My homebrew methods have been fairly successful, but definitely have room for improvement. I've read the NLTK book's chapter "Learning to Classify Text", which was great and gave me a good overview of NLP classification techniques. I'd like to be able to experiment with different methods and parameters until I get the best classification results possible for my data.
The Question
What off-the-shelf NLP tools are available that can efficiently classify such a large dataset?
Those I've tried so far:
NLTK
TIMBL
I tried to train them with a dataset that consisted of less than 1% of the available training data: 1,700 items, 375,000 features. For NLTK I used a sparse binary format, and a similarly compact format for TIMBL.
Both seemed to rely on doing everything in memory, and quickly consumed all system memory. I can get them to work with tiny datasets, but nothing large. I suspect that if I tried incrementally adding the training data the same problem would occur either then or when doing the actual classification.
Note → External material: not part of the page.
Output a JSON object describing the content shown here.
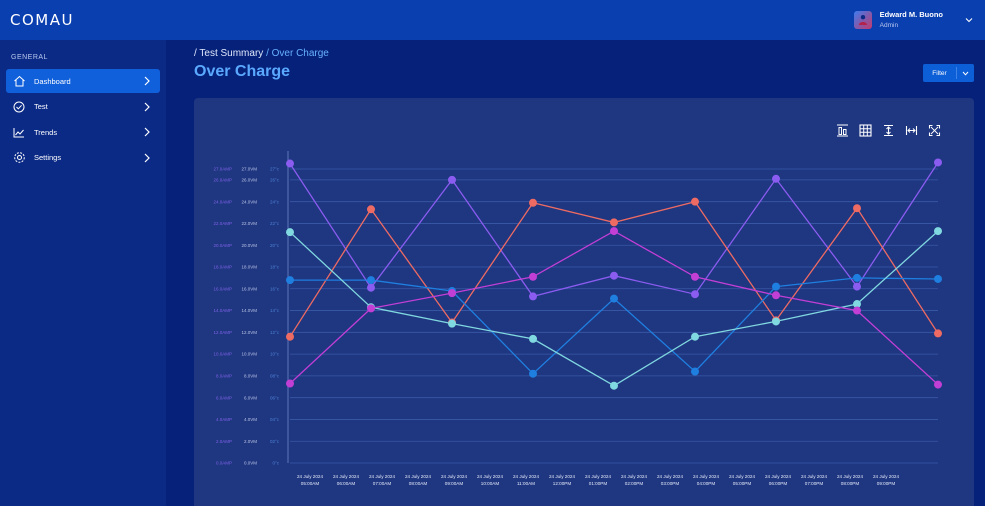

I've looked at Google's Prediction API, which seem to do much of what I'm looking for but not everything. I'd also like to avoid relying on an external service if possible.
About the choice of features: in testing with my homebrew methods over the years, three word phrases produced by far the best results. Although I could reduce the number of features by using words or two word phrases, that would most likely produce inferior results and would still be a large number of features.
After this post and based on the personal experience, I would recommend Vowpal Wabbit. It is said to have one of the fastest text classification algorithms.
MALLET has a number of classifiers (NB, MaxEnt, CRF, etc). It's written Andrew McCallum's group. SVMLib is another good option, but SVM models typically require a bit more tuning than MaxEnt. Alternatively some sort of online clustering like K-means might not be bad in this case.
SVMLib and MALLET are quite fast (C and Java) once you have your model trained. Model training can take a while though! Unfortunately it's not always easy to find example code. I have some examples of how to use MALLET programmatically (along with the Stanford Parser, which is slow and probably overkill for your purposes). NLTK is a great learning tool and is simple enough that is you can prototype what you are doing there, that's ideal.
NLP is more about features and data quality than which machine learning method you use. 3-grams might be good, but how about character n-grams across those? Ie, all the character ngrams in a 3-gram to account for spelling variations/stemming/etc? Named entities might also be useful, or some sort of lexicon.
I would recommend Mahout as it is intended for handling very large scale data sets.
The ML algorithms are built over Apache Hadoop(map/reduce), so scaling is inherent.
Take a look at classification section below and see if it helps.
https://cwiki.apache.org/confluence/display/MAHOUT/Algorithms
Have you tried MALLET?
I can't be sure that it will handle your particular dataset but I've found it to be quite robust in previous tests of mine.
However, I my focus was on topic modeling rather than classification per se.
Also, beware that with many NLP solutions you needn't input the "features" yourself (as the N-grams, i.e. the three-words-phrases and two-word-phrases mentioned in the question) but instead rely on the various NLP functions to produce their own statistical model.